Back in the real world, outside of the XBIZ bubble, Callon-Butler gets a similar taste of male prejudice. It’s not unlike what she often gets from men in the blockchain industry, but this time it’s piled on with skepticism toward crypto. When speaking about her work with people outside of adult and crypto, she has to defend the legitimacy of both. Callon-Butler is basically fighting a war on two fronts.


This is made particularly clear when Callon-Butler is back in the Philippines at an Anzac Day party in late April. The holiday commemorates Australian and New Zealand Army Corps soldiers who served in the Battle of Gallipoli during World War I. It’s a big deal for Australians, so a number of ex-pats who are in the Philippines have come together to celebrate.

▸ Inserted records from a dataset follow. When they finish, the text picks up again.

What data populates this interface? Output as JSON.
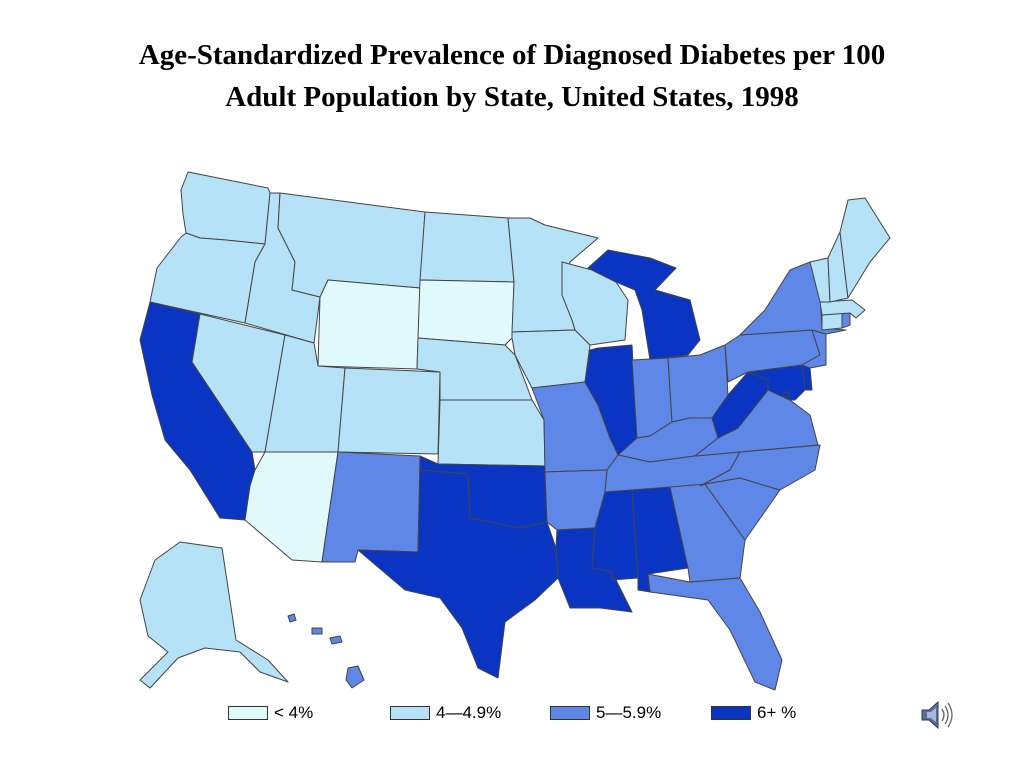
{
  "title": {
    "line1": "Age-Standardized Prevalence of Diagnosed Diabetes per 100",
    "line2": "Adult Population by State, United States, 1998"
  },
  "colors": {
    "lt4": "#e0fafc",
    "c4to49": "#b5e2f7",
    "c5to59": "#5e87e8",
    "c6plus": "#0935c2",
    "border": "#444444"
  },
  "legend": [
    {
      "key": "lt4",
      "label": "< 4%"
    },
    {
      "key": "c4to49",
      "label": "4—4.9%"
    },
    {
      "key": "c5to59",
      "label": "5—5.9%"
    },
    {
      "key": "c6plus",
      "label": "6+ %"
    }
  ],
  "states": {
    "WA": "c4to49",
    "OR": "c4to49",
    "CA": "c6plus",
    "NV": "c4to49",
    "ID": "c4to49",
    "MT": "c4to49",
    "WY": "lt4",
    "UT": "c4to49",
    "AZ": "lt4",
    "CO": "c4to49",
    "NM": "c5to59",
    "ND": "c4to49",
    "SD": "lt4",
    "NE": "c4to49",
    "KS": "c4to49",
    "OK": "c6plus",
    "TX": "c6plus",
    "MN": "c4to49",
    "IA": "c4to49",
    "MO": "c5to59",
    "AR": "c5to59",
    "LA": "c6plus",
    "WI": "c4to49",
    "IL": "c6plus",
    "MI": "c6plus",
    "IN": "c5to59",
    "OH": "c5to59",
    "KY": "c5to59",
    "TN": "c5to59",
    "MS": "c6plus",
    "AL": "c6plus",
    "GA": "c5to59",
    "FL": "c5to59",
    "SC": "c5to59",
    "NC": "c5to59",
    "VA": "c5to59",
    "WV": "c6plus",
    "MD": "c6plus",
    "DE": "c6plus",
    "NJ": "c5to59",
    "PA": "c5to59",
    "NY": "c5to59",
    "CT": "c4to49",
    "RI": "c5to59",
    "MA": "c4to49",
    "VT": "c4to49",
    "NH": "c4to49",
    "ME": "c4to49",
    "AK": "c4to49",
    "HI": "c5to59",
    "DC": "c6plus"
  },
  "audio": {
    "icon": "speaker-icon"
  }
}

Callon-Butler ends up making small talk with a man who asks her what she’s doing there.

“We have a software development team up in Clark,” she tells him. He gives a wink- wink, nudge-nudge about the prevalence of sex work there (it used to be home to a U.S. military base), then presses on. What is her team working on? Payments, she says. What kind of payments? “We do cryptocurrency.”

“That’s your bitcoins, yeah?” he replies. He doesn’t trust it, he says, and calls it snake oil, but he still wants to know more about her work. “We’re all about financial empowerment and income inclusion, and our specific use case is the adult industry,” Callon-Butler says.

With that, the mood changes. “I might as well have just turned on the CD player with some ‘bow-chicka-wow-wow’ music,” she tells me, because that’s when the man starts leaning in extra-close. “He just turned into this major creep, asking inappropriate, weird questions,” she says. “Just because I’m in the sex industry, doesn’t mean I’m free game.”

Those outside of the crypto and adult industries still hold their assumptions about both—that crypto is snake oil, and people who work in adult are promiscuous. And while a lot of crypto people may look down at porn, the adult industry remains a safe haven for those with progressive thoughts and novel ideas, like Callon-Butler.

“I’m at this Anzac Day party wishing I could go back to L.A. and be at the porn conference,” she recalls, “because I knew I wouldn’t be harassed there.”